A team including Pitt CRC collaborator John Keith has developed a liquid polymer — a large molecule created by joining many smaller molecules — that solidifies when mixed with water at room temperature, in effect raising the water’s freezing point from 32 degrees Fahrenheit to roughly 100 degrees Fahrenheit,
This phenomenon seems to defy the second law of thermodynamics, explains Keith, assistant professor of chemical and petroleum engineering and Richard King Mellon Faculty Fellow in Energy at Pitt’s Swanson School of Engineering..
“When you mix two pure components together, the entropy (or the degree of disorder), always increases. That disorder almost always causes mixtures to have a lower freezing point than either of the components individually, not higher.”
This time lapse video shows the polymer (known as polyoxacyclobutanewater) mixing with water during a 24-hour period in room temperature conditions. (Courtesy of Sachin Velankar, associate professor of chemical and petroleum engineering and a collaborator on the project.)
Pitt researchers aim to reduce annual diesel fuel consumption of Port Authority buses by 800,000 gallons with thermoelectric devices inside exhaust pipes that will recover waste heat to produce electricity to power the buses' electrical systems, reducing carbon-based fuel consumption by reusing a by-product of carbon-based fuel. Co-PIs on the project are Matthew Barry, assistant professor in Mechanical Engineering and Materials Science (MEMS), and Shervin Sammak, research assistant professor in MEMS and a Pitt CRC consultant. At left, Sammak points out the exhaust pipes located on the top of the bus. Below, Sammak and Barry discuss mass transit, bus exhaust and waste heat with Andrew Lukaszewicz, PAT interim director of rail service delivery.
Computational flow cytometry offers new possibilities to researchers at Pitt with the acquisition of the Cytek Aurora model, which identifies thousands of cells with disease indicators per second, twice the capacity of existing technology. Pitt CRC customized data pipelines that automate the analysis.

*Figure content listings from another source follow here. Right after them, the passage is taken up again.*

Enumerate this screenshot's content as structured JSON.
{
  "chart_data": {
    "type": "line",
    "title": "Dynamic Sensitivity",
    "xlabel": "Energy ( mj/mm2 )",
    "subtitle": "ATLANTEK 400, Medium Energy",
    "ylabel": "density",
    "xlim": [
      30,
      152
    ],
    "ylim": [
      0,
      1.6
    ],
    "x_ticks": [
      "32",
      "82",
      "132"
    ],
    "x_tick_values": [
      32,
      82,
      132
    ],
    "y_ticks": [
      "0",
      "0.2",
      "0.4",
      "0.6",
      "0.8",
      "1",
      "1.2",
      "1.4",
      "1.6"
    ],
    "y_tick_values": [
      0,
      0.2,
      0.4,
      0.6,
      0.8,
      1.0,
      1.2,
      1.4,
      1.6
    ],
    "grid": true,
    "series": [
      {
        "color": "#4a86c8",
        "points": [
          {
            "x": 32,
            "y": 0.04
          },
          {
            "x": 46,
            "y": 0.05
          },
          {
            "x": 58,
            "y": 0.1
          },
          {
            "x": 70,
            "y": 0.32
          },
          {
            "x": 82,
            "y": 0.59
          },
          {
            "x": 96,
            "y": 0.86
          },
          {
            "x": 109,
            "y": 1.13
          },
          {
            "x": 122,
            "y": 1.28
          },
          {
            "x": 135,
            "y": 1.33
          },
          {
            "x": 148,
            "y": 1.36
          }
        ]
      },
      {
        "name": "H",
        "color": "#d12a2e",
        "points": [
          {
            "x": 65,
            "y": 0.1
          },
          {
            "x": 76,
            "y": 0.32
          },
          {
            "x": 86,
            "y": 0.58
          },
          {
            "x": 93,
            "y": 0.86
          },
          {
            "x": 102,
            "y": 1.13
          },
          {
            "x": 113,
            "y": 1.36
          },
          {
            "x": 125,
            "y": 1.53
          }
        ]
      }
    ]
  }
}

At left, Lisa Borghesi, PhD, scientific director of the Unified Flow Core, points out the powerful lasers within the cytometer. Below, graduate student Theresa Whiter fits a sample of mutated cells into the cytometer. The Unified Flow Core is presenting lectures and workshops on computational flow cytometry through mid-December. For schedule and registration, go to: https://hsls.libguides.com/flow.
This simulation was chosen for the cover of the September 2018 issue of the Royal Society of Chemistry journal Catalysis Science & Technology, accompanying the paper "The effect of topology in Lewis pair functionalized metal organic frameworks on CO2 adsorption and hydrogenation" by Pitt CRC associate director J. Karl Johnson, PhD, with co-authors Jingyun Ye and Lin Li.
Dr. Johnson, associate director at Pitt CRC and William Kepler Whiteford Professor in the Department of Chemical & Petroleum Engineering, explains the research. "We are identifying the potential of two metal organic frameworks (MOFs) - compounds of metal ions grouped in clusters. These compounds have the potential to be used for both CO2 capture from exhaust gas, and for catalytic conversion of CO2 into valuable chemicals."
Left: Design of a nano-material capable of separating CO2 (in red and gray) from N2 molecules (blue) and also capable of causing a catalytic reaction of CO2 with hydrogen molecules to produce formic acid, a valuable precursor molecule for synthesis of fuels.
Students step into science by identifying and naming thousands of bacteriophages - viruses that attack bacteria - as part of the SEA-PHAGES program headed up by Pitt biologist Graham Hatfull. CRC powers the sequencing and analysis of a sliver of the billions-plus-strong, ever-changing population of bacteriophages. “Bacteria and phages are locked in a 3-billion year war,” Hatfull says simply. “Dynamic populations have been evolving for a long time, and they keep evolving.”
Left, Pitt students Aishwarya Mukundan and Daniel Zipfel hunt for phages in Pitt's SEA-PHAGE lab. Below: phages armed for battle. Image by Travis Mavrich in the Hatfull lab.
With CRC support, James Pipas and Paul Cantalupo analyze virus genomes found in mosquitoes - and in the blood meal mosquitoes draw from their prey. The mosquitoes are located, trapped, and identified using advanced drones and robotic traps in Texas, the Caribbean island of Grenada, and Tanzania. It is all part of Project Premonition, a global effort led by Microsoft Research to identify existing and emerging viruses.
CRC high-performance computing resources enhance the productivity of Pitt researchers - and help improve teaching. Pitt CRC research faculty consultants serve as a resource for faculty members to explore new methods to enrich student learning while preparing them for careers.
"Teaching and learning enhance CRC’s computing research mission. We play a role in helping grow the research community from the ground up."